Although I refused to read on my own until I was in the first grade, I still had books lining the shelves on my dresser. The Critter books were replaced with Cam Jensen and Junie B. Jones chapter books, and those were replaced with John Green novels and recommendations from others who have better taste than me. These different genres have been moved from my childhood bedroom to different houses, and now part of my collection is displayed in my dorm room.
Books have always been really important to me. I was protective of my books even as a little girl, ensuring not to crinkle the pages or break the binding, and I could tell you the memories I have associated with each book I’ve read.
Going to the bookstore brings me a sense of comfort that transports me to my childhood and home. I usually buy at least one book every single time I go. I have a bad habit of not reading books right away, so some have been sitting on my bookshelves for years with their pages remaining unopened by me. In the words of Looking for Alaska, “I call it my Life’s Library.”
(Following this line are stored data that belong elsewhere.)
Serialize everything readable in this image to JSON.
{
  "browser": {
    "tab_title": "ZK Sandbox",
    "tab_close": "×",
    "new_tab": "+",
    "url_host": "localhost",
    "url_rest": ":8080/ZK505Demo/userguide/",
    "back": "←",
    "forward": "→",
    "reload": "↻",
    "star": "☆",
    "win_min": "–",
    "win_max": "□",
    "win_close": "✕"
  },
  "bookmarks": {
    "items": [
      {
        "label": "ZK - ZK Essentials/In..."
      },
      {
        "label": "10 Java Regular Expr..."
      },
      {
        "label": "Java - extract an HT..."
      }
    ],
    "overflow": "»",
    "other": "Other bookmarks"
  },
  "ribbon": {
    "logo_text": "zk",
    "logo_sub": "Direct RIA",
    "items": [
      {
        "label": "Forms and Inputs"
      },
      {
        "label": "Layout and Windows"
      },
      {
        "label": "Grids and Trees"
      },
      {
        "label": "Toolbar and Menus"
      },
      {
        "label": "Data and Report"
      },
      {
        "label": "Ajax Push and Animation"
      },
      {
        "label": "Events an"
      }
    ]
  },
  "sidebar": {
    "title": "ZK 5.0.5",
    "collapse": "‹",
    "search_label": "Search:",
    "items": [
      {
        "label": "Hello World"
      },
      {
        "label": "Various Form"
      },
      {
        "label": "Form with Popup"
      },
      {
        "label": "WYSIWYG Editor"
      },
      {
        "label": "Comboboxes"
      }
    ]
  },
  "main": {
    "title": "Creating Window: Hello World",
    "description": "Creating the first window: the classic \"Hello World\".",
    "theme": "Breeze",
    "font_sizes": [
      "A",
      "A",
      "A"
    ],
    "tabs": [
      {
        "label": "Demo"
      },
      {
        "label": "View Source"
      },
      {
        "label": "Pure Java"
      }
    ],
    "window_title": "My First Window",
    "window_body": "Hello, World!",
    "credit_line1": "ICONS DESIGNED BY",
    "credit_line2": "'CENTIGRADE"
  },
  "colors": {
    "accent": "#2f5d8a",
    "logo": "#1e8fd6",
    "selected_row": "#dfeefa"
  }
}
So, with that habit of mine, this past Sunday, I went to Tattered Cover on 16th Street. It was cloudy and chilly outside, but the warm lighting and creaky hardwood floor inside made for the perfect afternoon getaway for me. Of course I bought a book, and it hasn’t even made its way out of the bag yet onto a shelf. Naturally, I ordered more books when I got home because Tattered Cover didn’t have the one I went out to get in the first place.
Books have gotten me through the summers in Vegas when I was being a hermit in my house and some nights where I couldn’t fall asleep. I think people have those things that they randomly collect that bring them joy, and I proudly display mine (even if they aren’t the classics or award-winning novels).